Ama olmaz. Yapabilecekken, salaklığımdan yapamam.
Tıpkı, 12 Eylül öncesi rap rap gelen emir erlerinin diğçiğinden kaçmayıp, hâlâ dört dikişli yaralı kaş ile yaşadığım gibi.
Görmezlikten, bilmezlikten gelmeyip, saf ve salağa yatmayıp, "doğrucu davut" olmak bana kalmış, ben de devletin, milletin malını korumaya kalkıp, bürokrasinin çirkin ördek yavrusu olarak, kendimi hırpalatığım günler gelir geliyor aklıma.
Sonra da, sağından solundan bütün çevrelere bakıyorum, "alemin keyfi yerinde , yine maşallah". Günler, gün ediliyor.
Akıl, bilgi ve vicdan bambaşka bir şey.
Adam kalkmış gelmiş Yugoslavya'dan, devletinden daha eski tarihi olan bir takıma, Beşiktaş'a teknik direktör (Slaven Bilic) olmuş ve bu sözleri söylüyor yürekli bir insan olarak:
"Türkiye'de temel problem şu: bilgili olanların yetkisi yok, yetkisi olanların da bilgisi yok." İnsanın nasıl içi sızlamaz.
Deprem oldu ama sanıyorum bir süre daha olacak gibi.
Daha neyi nasıl yapacağımızın bir bilgisi ve sistemi yok.
Hoş, "SİSTEMSİZLİK DE BİR SİSTEMDİR". (!?)
İktidar işine geldiği gibi çalıyor ve söylüyor. İşi olmasa da, yönetimini, işine geldiği gibi nasıl yapacağını bilerek, profesyonelce yapıyor. Hem de her minareye göre de kılıflar hazır olarak.
Muhalefet ise bir alem. Muhalefetin yöneticilerinin de keyfi yerinde bakmayın saza, söze, bir gün imzalar hazır, ikinci gün mızrak çuvala sığmayınca, mızrağı kırıyorlar, çuval yine orada.
Muhalefetin, muhalefetteki kimsiz ve kimsesizleri ise çaresiz, çıkışsız.
Oğulları, kızları yurtiçinde ve yurtdışında profesyonel şirketlerde CEO olduğu ile övünenler, ülke yönetiminde aynı duygu ve kaygıyı taşımıyor, görmezlikten geliyor.
Ülkeler profesyonelce ve yurttaşın, halkın çıkarları doğrultusunda yönetilirse her şey yolunda ve başarılı olur.

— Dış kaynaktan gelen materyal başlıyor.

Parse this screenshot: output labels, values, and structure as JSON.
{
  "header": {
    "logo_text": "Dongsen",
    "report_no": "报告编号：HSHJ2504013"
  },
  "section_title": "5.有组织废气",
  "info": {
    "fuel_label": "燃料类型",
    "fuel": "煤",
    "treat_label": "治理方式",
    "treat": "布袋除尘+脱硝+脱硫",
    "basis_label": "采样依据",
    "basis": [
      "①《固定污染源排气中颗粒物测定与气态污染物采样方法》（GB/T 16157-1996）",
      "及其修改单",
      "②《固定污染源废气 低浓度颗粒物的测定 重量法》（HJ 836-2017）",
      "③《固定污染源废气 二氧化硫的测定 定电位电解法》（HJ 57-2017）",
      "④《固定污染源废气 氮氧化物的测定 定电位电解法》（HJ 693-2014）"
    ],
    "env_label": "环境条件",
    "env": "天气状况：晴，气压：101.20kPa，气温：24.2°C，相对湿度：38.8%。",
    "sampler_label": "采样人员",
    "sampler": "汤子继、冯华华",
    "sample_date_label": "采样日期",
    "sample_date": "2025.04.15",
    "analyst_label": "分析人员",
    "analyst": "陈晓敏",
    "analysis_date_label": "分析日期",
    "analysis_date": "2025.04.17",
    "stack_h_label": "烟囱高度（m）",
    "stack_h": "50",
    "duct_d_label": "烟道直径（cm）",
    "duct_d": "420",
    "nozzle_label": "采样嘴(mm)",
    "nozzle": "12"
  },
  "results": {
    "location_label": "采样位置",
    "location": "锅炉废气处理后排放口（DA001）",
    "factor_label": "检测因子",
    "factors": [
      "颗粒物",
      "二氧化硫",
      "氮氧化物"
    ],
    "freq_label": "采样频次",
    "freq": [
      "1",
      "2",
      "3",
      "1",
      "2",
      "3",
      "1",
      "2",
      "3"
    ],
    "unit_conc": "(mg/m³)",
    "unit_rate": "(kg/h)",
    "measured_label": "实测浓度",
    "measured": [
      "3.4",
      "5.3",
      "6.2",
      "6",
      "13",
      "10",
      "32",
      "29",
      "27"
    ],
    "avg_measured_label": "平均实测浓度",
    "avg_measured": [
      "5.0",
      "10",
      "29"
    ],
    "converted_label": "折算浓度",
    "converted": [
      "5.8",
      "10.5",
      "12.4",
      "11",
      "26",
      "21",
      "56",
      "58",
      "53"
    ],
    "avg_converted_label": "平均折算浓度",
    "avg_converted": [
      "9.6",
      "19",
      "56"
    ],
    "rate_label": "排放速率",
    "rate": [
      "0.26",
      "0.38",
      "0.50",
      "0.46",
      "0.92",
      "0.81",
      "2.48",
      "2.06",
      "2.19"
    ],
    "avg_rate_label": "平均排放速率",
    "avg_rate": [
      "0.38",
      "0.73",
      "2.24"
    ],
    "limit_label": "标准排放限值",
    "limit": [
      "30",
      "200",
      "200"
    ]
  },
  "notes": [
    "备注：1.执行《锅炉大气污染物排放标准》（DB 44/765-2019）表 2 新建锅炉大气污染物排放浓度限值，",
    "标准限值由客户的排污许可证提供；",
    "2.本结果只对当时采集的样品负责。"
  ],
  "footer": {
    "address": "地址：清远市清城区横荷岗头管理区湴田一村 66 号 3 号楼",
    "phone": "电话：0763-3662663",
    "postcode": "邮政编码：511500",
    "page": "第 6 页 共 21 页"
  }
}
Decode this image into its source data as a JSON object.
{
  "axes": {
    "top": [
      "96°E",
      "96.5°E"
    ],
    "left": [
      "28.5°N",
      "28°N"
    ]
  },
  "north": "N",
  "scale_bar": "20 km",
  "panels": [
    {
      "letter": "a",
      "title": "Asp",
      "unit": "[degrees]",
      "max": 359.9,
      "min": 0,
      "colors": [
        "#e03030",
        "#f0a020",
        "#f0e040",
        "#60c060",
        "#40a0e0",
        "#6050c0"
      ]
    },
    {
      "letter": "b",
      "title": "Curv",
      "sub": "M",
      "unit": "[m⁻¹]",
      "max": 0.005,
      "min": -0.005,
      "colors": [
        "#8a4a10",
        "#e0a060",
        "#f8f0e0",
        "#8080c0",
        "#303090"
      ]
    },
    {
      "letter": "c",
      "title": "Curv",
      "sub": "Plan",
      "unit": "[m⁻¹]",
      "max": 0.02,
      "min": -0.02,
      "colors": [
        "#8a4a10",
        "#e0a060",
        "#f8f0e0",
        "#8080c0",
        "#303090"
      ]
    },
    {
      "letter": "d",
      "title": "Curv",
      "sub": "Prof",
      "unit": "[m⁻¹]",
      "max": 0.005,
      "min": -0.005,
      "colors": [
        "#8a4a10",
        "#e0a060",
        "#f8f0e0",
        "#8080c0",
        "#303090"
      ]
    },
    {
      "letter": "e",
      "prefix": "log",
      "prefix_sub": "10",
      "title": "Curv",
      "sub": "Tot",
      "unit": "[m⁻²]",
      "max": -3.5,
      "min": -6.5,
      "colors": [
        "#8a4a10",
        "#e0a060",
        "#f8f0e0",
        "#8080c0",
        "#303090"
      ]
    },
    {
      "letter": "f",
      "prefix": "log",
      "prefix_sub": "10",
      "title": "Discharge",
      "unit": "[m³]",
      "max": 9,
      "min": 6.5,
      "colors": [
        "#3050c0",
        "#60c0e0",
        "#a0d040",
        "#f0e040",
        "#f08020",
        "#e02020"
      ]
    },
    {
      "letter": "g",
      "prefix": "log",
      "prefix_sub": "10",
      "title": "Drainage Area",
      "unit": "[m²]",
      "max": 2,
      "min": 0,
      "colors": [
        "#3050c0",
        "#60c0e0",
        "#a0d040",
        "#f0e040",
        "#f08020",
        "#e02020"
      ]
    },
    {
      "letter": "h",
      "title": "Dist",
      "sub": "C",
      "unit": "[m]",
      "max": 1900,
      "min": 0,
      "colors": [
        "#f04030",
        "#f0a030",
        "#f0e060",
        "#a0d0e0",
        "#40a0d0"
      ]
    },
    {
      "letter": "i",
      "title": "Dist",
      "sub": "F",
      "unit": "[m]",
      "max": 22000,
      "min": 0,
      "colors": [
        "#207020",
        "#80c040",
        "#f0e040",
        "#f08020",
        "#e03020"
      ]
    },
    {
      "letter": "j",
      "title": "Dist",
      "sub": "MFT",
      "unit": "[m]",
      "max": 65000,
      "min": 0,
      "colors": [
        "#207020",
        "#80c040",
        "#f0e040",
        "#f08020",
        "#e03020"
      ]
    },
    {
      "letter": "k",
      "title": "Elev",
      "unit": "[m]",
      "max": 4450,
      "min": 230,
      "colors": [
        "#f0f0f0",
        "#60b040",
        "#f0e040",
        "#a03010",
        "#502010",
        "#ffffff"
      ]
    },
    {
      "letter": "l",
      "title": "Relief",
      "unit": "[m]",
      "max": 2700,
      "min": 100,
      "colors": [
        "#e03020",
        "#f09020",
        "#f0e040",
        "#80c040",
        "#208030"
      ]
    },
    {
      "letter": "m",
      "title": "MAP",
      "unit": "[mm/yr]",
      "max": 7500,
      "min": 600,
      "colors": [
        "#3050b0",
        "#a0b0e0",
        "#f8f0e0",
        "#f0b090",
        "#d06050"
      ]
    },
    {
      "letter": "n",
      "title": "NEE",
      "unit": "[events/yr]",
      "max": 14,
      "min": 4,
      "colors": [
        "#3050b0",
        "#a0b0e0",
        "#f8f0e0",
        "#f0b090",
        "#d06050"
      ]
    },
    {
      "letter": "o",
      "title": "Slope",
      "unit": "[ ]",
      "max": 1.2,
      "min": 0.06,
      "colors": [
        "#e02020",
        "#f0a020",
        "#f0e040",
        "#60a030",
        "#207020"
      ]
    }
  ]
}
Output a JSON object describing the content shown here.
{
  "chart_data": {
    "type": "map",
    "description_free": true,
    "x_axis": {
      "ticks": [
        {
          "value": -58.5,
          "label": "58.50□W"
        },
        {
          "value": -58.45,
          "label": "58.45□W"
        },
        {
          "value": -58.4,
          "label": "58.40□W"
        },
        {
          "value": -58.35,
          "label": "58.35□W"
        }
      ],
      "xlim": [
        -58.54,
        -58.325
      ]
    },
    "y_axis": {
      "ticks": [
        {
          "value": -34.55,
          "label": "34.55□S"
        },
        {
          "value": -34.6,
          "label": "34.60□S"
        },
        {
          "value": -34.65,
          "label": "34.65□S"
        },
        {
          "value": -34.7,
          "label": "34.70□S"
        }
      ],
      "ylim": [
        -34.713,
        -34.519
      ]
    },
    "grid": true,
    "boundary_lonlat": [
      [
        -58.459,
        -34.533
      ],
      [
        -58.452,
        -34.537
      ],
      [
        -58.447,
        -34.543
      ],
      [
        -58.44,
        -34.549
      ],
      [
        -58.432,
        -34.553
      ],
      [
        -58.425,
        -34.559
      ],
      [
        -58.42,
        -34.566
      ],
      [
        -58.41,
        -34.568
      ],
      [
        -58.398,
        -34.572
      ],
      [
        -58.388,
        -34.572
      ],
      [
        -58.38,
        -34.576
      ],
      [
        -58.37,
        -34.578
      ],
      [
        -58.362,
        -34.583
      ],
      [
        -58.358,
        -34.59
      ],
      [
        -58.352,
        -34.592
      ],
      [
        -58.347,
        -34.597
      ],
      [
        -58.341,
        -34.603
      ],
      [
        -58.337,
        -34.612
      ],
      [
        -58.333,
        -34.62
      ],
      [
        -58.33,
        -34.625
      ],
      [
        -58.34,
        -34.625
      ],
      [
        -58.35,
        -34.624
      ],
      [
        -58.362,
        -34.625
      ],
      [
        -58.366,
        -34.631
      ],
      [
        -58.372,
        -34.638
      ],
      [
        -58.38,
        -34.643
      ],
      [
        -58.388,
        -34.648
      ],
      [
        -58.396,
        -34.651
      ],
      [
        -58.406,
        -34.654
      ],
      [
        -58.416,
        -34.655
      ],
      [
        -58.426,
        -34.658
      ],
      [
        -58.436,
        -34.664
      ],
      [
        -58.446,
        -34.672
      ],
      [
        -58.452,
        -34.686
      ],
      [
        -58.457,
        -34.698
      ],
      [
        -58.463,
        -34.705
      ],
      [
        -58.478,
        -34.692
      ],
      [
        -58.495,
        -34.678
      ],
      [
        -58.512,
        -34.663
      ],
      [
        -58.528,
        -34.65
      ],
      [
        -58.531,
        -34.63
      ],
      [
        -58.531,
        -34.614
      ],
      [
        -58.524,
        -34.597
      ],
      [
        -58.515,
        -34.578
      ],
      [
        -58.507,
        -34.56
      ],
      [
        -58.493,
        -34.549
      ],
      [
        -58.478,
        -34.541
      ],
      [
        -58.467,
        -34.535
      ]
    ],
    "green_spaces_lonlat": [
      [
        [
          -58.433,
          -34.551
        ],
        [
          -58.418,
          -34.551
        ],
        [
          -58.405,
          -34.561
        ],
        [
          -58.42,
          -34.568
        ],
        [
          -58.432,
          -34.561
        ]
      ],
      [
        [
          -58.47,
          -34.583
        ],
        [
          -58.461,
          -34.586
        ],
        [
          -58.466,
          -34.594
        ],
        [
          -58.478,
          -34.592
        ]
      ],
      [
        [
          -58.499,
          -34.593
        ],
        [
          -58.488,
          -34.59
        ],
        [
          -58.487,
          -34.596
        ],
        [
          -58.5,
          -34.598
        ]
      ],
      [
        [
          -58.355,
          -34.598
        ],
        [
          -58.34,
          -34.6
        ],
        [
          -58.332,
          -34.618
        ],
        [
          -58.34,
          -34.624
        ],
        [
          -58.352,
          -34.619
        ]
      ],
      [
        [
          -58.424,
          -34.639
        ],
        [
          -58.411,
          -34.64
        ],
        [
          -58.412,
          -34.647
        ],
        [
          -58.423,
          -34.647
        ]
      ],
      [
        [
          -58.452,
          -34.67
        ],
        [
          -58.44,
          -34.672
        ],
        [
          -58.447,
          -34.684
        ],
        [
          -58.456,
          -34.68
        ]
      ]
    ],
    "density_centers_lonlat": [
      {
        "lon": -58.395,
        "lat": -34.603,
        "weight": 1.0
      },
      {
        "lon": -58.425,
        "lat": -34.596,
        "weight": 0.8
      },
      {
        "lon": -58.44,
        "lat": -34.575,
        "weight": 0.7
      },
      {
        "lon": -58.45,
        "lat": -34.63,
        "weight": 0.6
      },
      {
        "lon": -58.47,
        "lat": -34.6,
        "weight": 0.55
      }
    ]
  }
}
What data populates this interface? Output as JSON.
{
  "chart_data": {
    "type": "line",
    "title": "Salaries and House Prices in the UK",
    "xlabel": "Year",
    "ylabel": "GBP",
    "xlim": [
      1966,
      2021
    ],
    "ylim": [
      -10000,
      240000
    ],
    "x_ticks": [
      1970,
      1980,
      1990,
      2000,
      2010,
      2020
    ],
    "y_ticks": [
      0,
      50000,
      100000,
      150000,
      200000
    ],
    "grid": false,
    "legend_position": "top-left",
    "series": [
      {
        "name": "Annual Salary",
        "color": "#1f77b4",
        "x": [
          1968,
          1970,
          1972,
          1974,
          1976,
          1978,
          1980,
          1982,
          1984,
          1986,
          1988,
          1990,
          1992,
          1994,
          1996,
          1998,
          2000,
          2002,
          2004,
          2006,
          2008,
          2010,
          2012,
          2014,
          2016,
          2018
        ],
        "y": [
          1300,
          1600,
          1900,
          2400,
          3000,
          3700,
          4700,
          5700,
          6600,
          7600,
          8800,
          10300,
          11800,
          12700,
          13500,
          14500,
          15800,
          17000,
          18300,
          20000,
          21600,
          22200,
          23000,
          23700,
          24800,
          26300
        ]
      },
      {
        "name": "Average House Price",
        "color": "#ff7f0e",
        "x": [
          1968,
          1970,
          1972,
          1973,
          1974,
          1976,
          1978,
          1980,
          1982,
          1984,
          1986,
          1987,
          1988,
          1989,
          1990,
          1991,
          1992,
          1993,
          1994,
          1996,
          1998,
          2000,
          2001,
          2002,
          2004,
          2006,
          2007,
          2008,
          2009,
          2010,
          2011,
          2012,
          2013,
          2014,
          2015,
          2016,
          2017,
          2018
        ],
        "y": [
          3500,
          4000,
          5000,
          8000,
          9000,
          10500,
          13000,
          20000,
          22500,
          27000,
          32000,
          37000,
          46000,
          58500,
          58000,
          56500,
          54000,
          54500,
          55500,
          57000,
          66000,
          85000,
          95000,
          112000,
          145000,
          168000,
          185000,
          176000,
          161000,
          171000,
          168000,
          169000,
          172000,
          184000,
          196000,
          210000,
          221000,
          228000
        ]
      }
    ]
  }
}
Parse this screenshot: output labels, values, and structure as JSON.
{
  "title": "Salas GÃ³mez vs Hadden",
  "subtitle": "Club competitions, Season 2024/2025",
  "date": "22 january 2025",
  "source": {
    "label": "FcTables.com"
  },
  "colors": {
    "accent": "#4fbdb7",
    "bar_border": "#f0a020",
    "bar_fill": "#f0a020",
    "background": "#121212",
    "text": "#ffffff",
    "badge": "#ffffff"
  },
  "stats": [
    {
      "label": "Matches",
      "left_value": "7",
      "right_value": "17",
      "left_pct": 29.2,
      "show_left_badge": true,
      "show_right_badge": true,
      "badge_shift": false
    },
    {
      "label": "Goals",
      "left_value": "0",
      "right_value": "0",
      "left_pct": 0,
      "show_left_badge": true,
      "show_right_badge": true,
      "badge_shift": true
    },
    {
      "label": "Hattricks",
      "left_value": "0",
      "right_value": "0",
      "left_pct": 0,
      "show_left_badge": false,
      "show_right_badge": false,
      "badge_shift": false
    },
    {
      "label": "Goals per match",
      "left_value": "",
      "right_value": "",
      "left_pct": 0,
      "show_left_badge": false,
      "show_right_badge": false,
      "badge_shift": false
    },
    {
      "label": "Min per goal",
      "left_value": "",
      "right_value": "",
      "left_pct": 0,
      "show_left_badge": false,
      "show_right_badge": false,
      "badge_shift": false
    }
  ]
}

Herkes şunu iyi bilsin, yönetim bir savaştır. Çünkü, iktidarda güç, para, sınırsız yetki vardır. Bunu, kimin çıkarına kullanacağı, iktidarı elinde bulunduranların insafına kalmıştır.
Yirminci yüzyılın sonu ile yirmibirinci yüzyılda, yani günümüzde devletleri, seçimlerle iş başına gelen İKTİDARLAR yönetirler.
İktidarlar ise, farklı sınıf ve kesimlerin ittifakı ile oluşur. Yönetim, güç ve olanaklar paylaşılır. buna da OLİGARŞİ deniliyor.
Bütün bunların farkında olmayan, "goygoyculuk "ile gününü gün eden, eline sıkıştırılanlar ile "şakşakçılık" yapan insanların çok olduğu bir dönemde, benim iyi ve güzel şeyler beklemem kadar salakça bir şeyin olmadığını öğrenmem gerek.
Ben en iyisi kışlık dağcılık giysilerimi giyip, alıp başımı gideyim Elmadağı dolaylarına Ankara'da.
Yoksa, Neşet Ertaş'ın "Vay bana vaylar bana/ Su vermez çaylar bana" deyip duracağıma;
"Dağlar dağladı beni (seni)/ Gören ağladı beni (seni)" dedirtmeyeyim ya.
Sanki dertlenecek, ağlanacak halim varmış gibi.